Both are very slow. I recognize there are a large number of rows, but I can't help but think something faster must be possible.
zipdb = pandas.read_csv("free-zipcode-database.csv") #linked to above
Note: I've also performed this transformation on zibdb:
zipdb["Zipcode"] = zipdb["Zipcode"].astype(str)
Function Call:
#Defined a wrapper function:
def lookup(row):
"""
:param row:
:return:
"""
lnglat = zipdb_lookup(
zipcode = my_df["organization_zip"][row]
, city = my_df["organization_city"][row]
, state = my_df["organization_state"][row]
, country = my_df["organization_country"][row]
)
return lnglat
lnglat = list()
for l in range(0, my_df.shape[0]):
# if l % 5000 == 0: print(round((float(l) / my_df.shape[0])*100, 2), "%")

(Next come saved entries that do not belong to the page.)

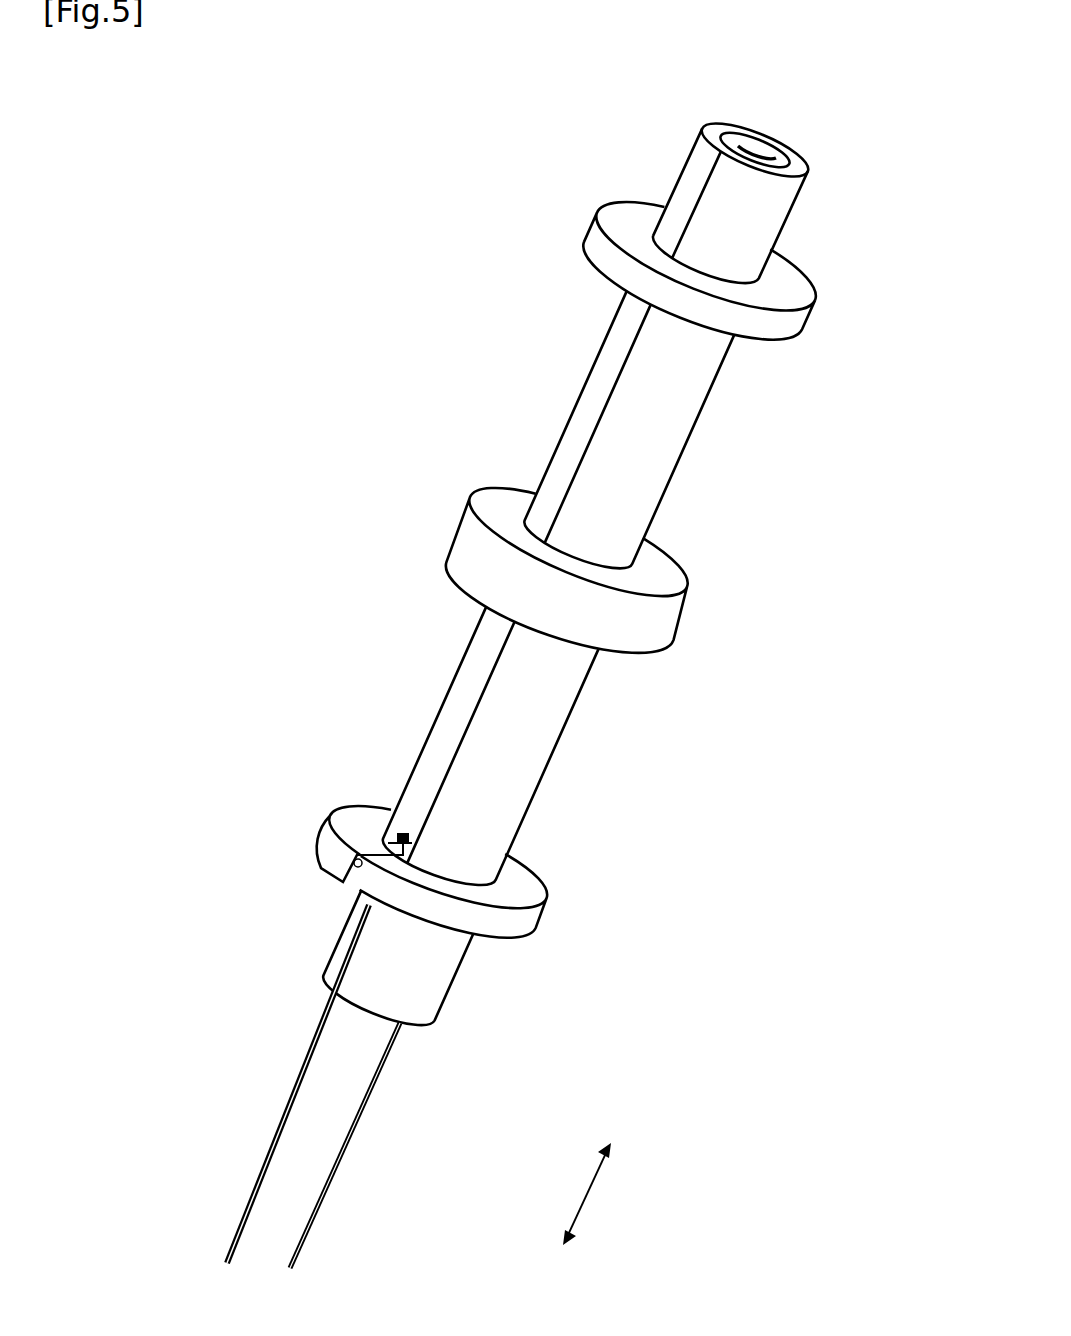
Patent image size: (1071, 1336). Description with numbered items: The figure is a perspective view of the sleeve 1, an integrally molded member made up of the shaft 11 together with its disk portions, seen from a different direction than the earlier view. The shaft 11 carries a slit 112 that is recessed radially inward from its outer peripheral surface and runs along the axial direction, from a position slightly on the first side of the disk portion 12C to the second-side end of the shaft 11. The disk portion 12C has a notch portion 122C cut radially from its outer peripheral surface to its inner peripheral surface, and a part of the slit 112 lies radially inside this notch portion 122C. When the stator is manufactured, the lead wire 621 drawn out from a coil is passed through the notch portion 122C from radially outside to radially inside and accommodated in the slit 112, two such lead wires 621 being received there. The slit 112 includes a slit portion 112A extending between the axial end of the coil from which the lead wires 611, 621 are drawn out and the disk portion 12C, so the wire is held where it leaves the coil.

The sleeve 1 is at (672, 103).
The shaft 11 is at (766, 198).
The disk portion 12C is at (530, 900).
The slit 112 is at (352, 962).
The slit portion 112A is at (368, 859).
The notch portion 122C is at (337, 810).
The lead wire 621 is at (247, 1203).
The lead wire 611 is at (315, 1210).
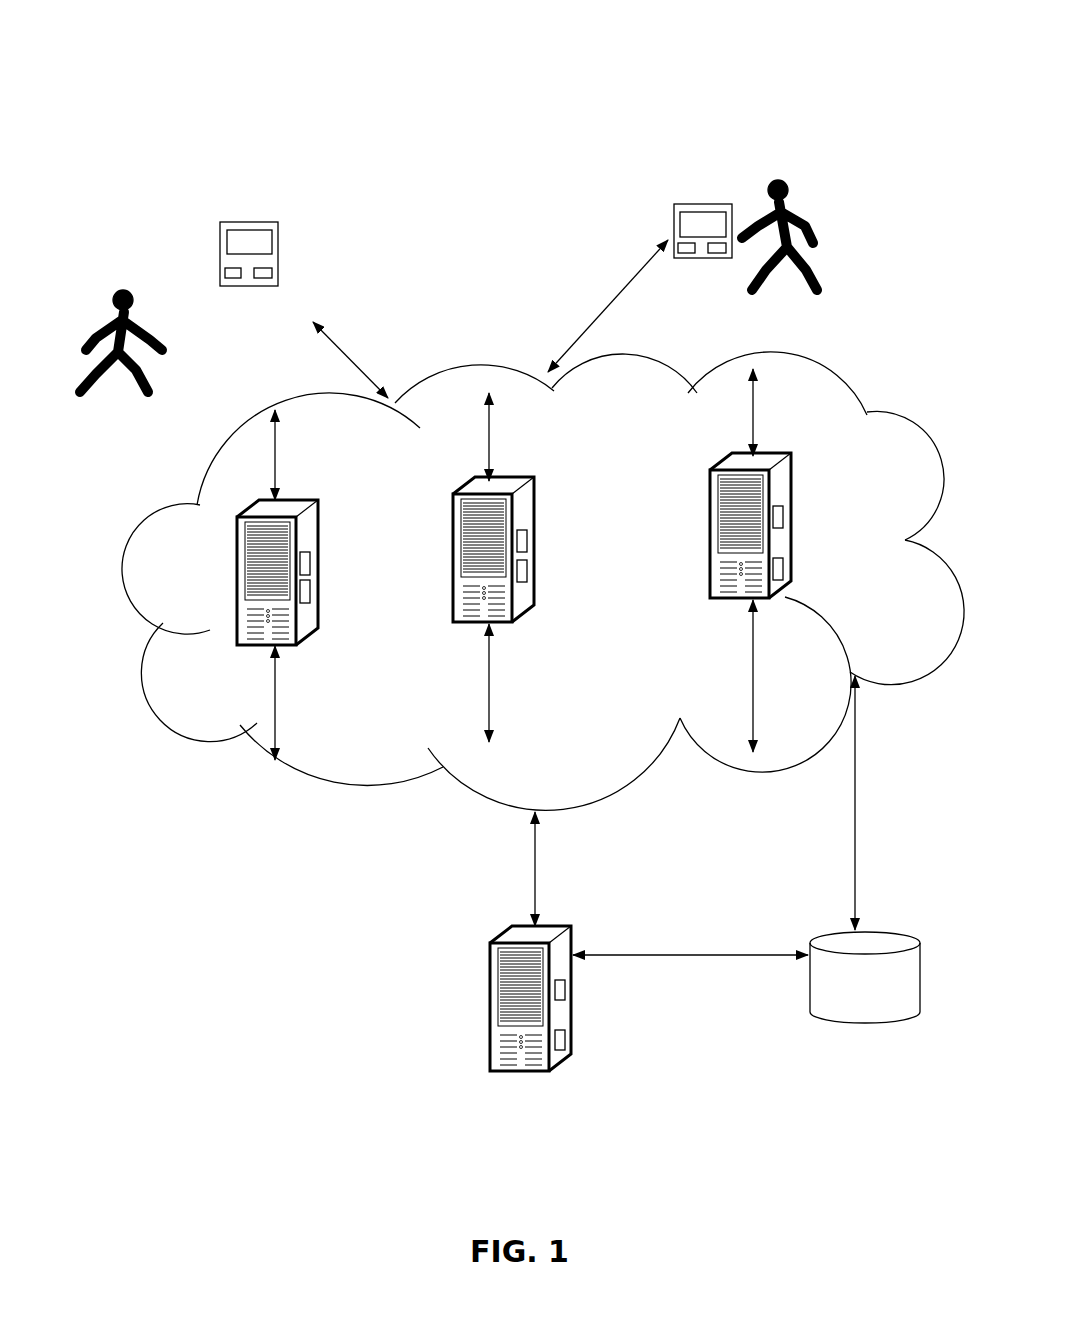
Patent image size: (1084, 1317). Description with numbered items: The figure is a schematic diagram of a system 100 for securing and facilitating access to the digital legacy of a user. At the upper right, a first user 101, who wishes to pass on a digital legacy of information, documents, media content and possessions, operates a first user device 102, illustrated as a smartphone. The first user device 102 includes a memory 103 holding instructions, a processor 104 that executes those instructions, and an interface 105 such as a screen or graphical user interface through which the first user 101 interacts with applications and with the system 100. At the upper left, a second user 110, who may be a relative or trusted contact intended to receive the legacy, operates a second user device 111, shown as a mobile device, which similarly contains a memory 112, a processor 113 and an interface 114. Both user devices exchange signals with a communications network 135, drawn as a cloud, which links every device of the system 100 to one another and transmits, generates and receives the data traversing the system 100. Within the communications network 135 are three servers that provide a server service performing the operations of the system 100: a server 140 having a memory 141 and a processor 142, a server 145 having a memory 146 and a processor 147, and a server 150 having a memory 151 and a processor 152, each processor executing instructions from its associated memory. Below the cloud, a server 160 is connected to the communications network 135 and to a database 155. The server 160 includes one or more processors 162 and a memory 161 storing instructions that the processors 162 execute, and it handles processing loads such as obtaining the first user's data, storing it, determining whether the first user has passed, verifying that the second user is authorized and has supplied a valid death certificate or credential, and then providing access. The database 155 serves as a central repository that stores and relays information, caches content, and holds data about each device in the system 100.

The system 100 is at (204, 115).
The first user 101 is at (817, 290).
The first user device 102 is at (674, 228).
The memory 103 is at (686, 258).
The processor 104 is at (717, 258).
The interface 105 is at (703, 212).
The second user 110 is at (110, 378).
The second user device 111 is at (278, 255).
The memory 112 is at (232, 286).
The processor 113 is at (262, 286).
The interface 114 is at (247, 222).
The communications network 135 is at (128, 548).
The server 140 is at (237, 543).
The memory 141 is at (310, 563).
The processor 142 is at (310, 592).
The server 145 is at (453, 521).
The memory 146 is at (527, 540).
The processor 147 is at (527, 572).
The server 150 is at (710, 463).
The memory 151 is at (783, 517).
The processor 152 is at (783, 568).
The database 155 is at (865, 977).
The server 160 is at (490, 1045).
The memory 161 is at (565, 1040).
The processors 162 is at (565, 990).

lnglat.append(lookup(row = l))
Sample Data from my_df:
organization_zip organization_city organization_state organization_country
0 60208 EVANSTON IL United Sates
1 77555 GALVESTON TX United Sates
2 23284 RICHMOND VA United Sates
3 53233 MILWAUKEE WI United Sates
4 10036 NEW YORK NY United Sates
5 33620 TAMPA FL United Sates
6 10029 NEW YORK NY United Sates
7 97201 PORTLAND OR United Sates
8 97201 PORTLAND OR United Sates
9 53715 MADISON WI United Sates
Using merge() will be a lot faster than calling a function on every row. Make sure the field types match and strings are stripped:
# prepare your dataframe
data['organization_zip'] = data.organization_zip.astype(str)
data['organization_city'] = data.organization_city.apply(lambda v: v.strip())
# get the zips database
zips = pd.read_csv('/path/to/free-zipcode-database.csv')
zips['Zipcode'] = zips.Zipcode.astype(str)
# left join
# -- prepare common join columns
zips.rename(columns=dict(Zipcode='organization_zip',
City='organization_city'),
inplace=True)
# specify join columns along with zips' columns to copy
cols = ['organization_zip', 'organization_city', 'Lat', 'Long']
data.merge(zips[cols], how='left')
=>
Note you may need to extend the merge columns and/or add more columns to copy from the zips dataframe.